The gap is the lowest pass through the Western Ghats. It is also the only break in that stretch of the Ghats that otherwise runs along the entire eastern edge of Kerala, isolating the State from neighbouring Tamil Nadu. It acts as a corridor between the two States by linking Palakkad District of Kerala with Coimbatore District of Tamil Nadu, and has served as a vital part of the important trade route between the East and West coasts of peninsular India since ancient times. Palakkad Fort, stands as a reminder of the strategic importance the gap once had as a gateway to Kerala for would be invaders from the other side of the Ghats.
There are various theories about the origin of Palakkad gap. One among them is that it is caused by the landslide due to rivers flowing in opposite directions. The Bharatha Puzha river originates in the Palakkad Gap from rivulets and tributaries feeding from steep escarpment slopes along the flanks of the Ghats.
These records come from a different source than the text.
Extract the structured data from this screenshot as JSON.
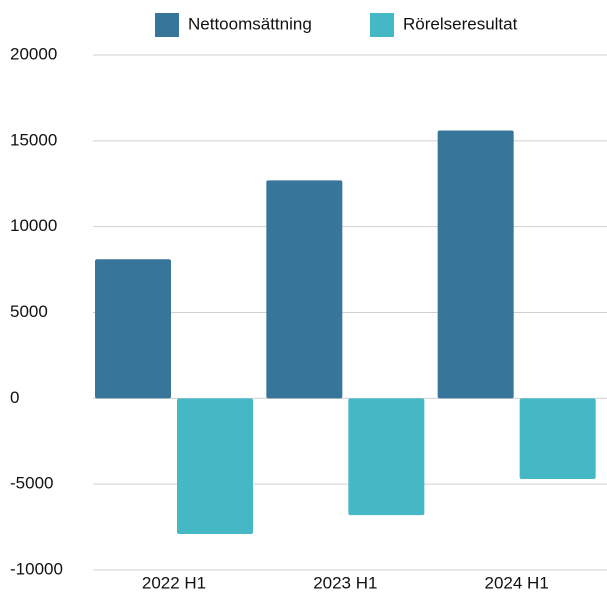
{
  "chart_data": {
    "type": "bar",
    "categories": [
      "2022 H1",
      "2023 H1",
      "2024 H1"
    ],
    "series": [
      {
        "name": "Nettoomsättning",
        "color": "#37769a",
        "values": [
          8100,
          12700,
          15600
        ]
      },
      {
        "name": "Rörelseresultat",
        "color": "#45b8c6",
        "values": [
          -7900,
          -6800,
          -4700
        ]
      }
    ],
    "ylim": [
      -10000,
      20000
    ],
    "yticks": [
      -10000,
      -5000,
      0,
      5000,
      10000,
      15000,
      20000
    ],
    "grid": true,
    "legend": "top"
  }
}
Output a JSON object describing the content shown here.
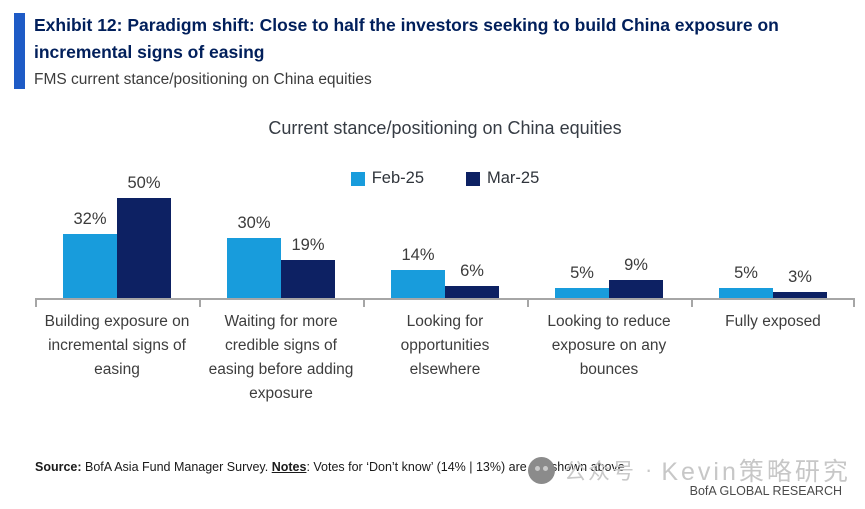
{
  "header": {
    "exhibit_title": "Exhibit 12: Paradigm shift: Close to half the investors seeking to build China exposure on incremental signs of easing",
    "subtitle": "FMS current stance/positioning on China equities"
  },
  "chart_data": {
    "type": "bar",
    "title": "Current stance/positioning on China equities",
    "categories": [
      "Building exposure on incremental signs of easing",
      "Waiting for more credible signs of easing before adding exposure",
      "Looking for opportunities elsewhere",
      "Looking to reduce exposure on any bounces",
      "Fully exposed"
    ],
    "series": [
      {
        "name": "Feb-25",
        "color": "#189cdc",
        "values": [
          32,
          30,
          14,
          5,
          5
        ]
      },
      {
        "name": "Mar-25",
        "color": "#0d2163",
        "values": [
          50,
          19,
          6,
          9,
          3
        ]
      }
    ],
    "unit": "%",
    "value_labels": true,
    "ylim": [
      0,
      55
    ],
    "grid": false,
    "legend_position": "top-center",
    "axis_color": "#a6a6a6"
  },
  "footer": {
    "source_label": "Source:",
    "source_text": " BofA Asia Fund Manager Survey. ",
    "notes_label": "Notes",
    "notes_text": ": Votes for ‘Don’t know’ (14% | 13%) are not shown above",
    "brand": "BofA GLOBAL RESEARCH"
  },
  "watermark": {
    "icon": "wechat-icon",
    "text": "公众号",
    "separator": "·",
    "name": "Kevin策略研究"
  },
  "colors": {
    "accent_bar": "#1e5bc6",
    "title_navy": "#011f5b",
    "axis_gray": "#a6a6a6"
  }
}
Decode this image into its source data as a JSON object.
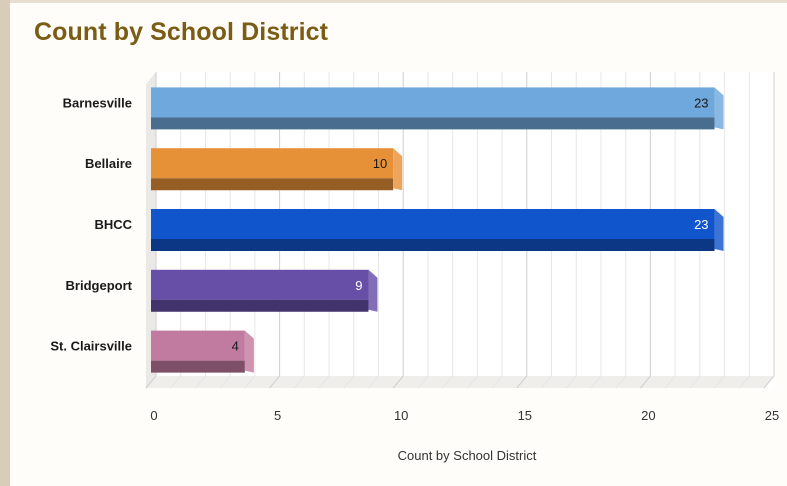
{
  "page": {
    "title": "Count by School District"
  },
  "colors": {
    "title": "#7a5c14",
    "bars": [
      "#6fa8dc",
      "#e69138",
      "#1155cc",
      "#674ea7",
      "#c27ba0"
    ]
  },
  "chart_data": {
    "type": "bar",
    "orientation": "horizontal",
    "style": "3d",
    "title": "Count by School District",
    "xlabel": "Count by School District",
    "ylabel": "",
    "categories": [
      "Barnesville",
      "Bellaire",
      "BHCC",
      "Bridgeport",
      "St. Clairsville"
    ],
    "values": [
      23,
      10,
      23,
      9,
      4
    ],
    "data_labels": [
      "23",
      "10",
      "23",
      "9",
      "4"
    ],
    "xlim": [
      0,
      25
    ],
    "xticks": [
      0,
      5,
      10,
      15,
      20,
      25
    ],
    "xtick_labels": [
      "0",
      "5",
      "10",
      "15",
      "20",
      "25"
    ],
    "grid": true,
    "legend": "none"
  }
}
The gap is important to the climate of southern India in that it allows the moisture-laden Southwest monsoon winds into the Coimbatore region, which moderates Coimbatore's summer temperatures and generates greater rainfall in the region relative to the rest of lowland Tamil Nadu. At the same time, the district of Palakkad is during the summers warmer than the rest of Kerala because hot winds from Tamil Nadu blow in.
Historically, Palakkad gap has played a major role in enabling migrations into Kerala from other parts of India. Tamil Brahmins ("Palakkad Brahmins") are a prominent group that migrated to Palakkad from Thanjavur, Kumbakkonam and surrounding areas in Tamil Nadu via the Palakkad gap from the 15th century to 18th century. Also, right from 300 B.C. to 13th century, it also helped the Cheras rule entire Kerala and the areas of Kongunadu (Coimbatore, Erode, Karur) as one geographical unit.
Palghat-Coimbatore NH 47 Through the gap.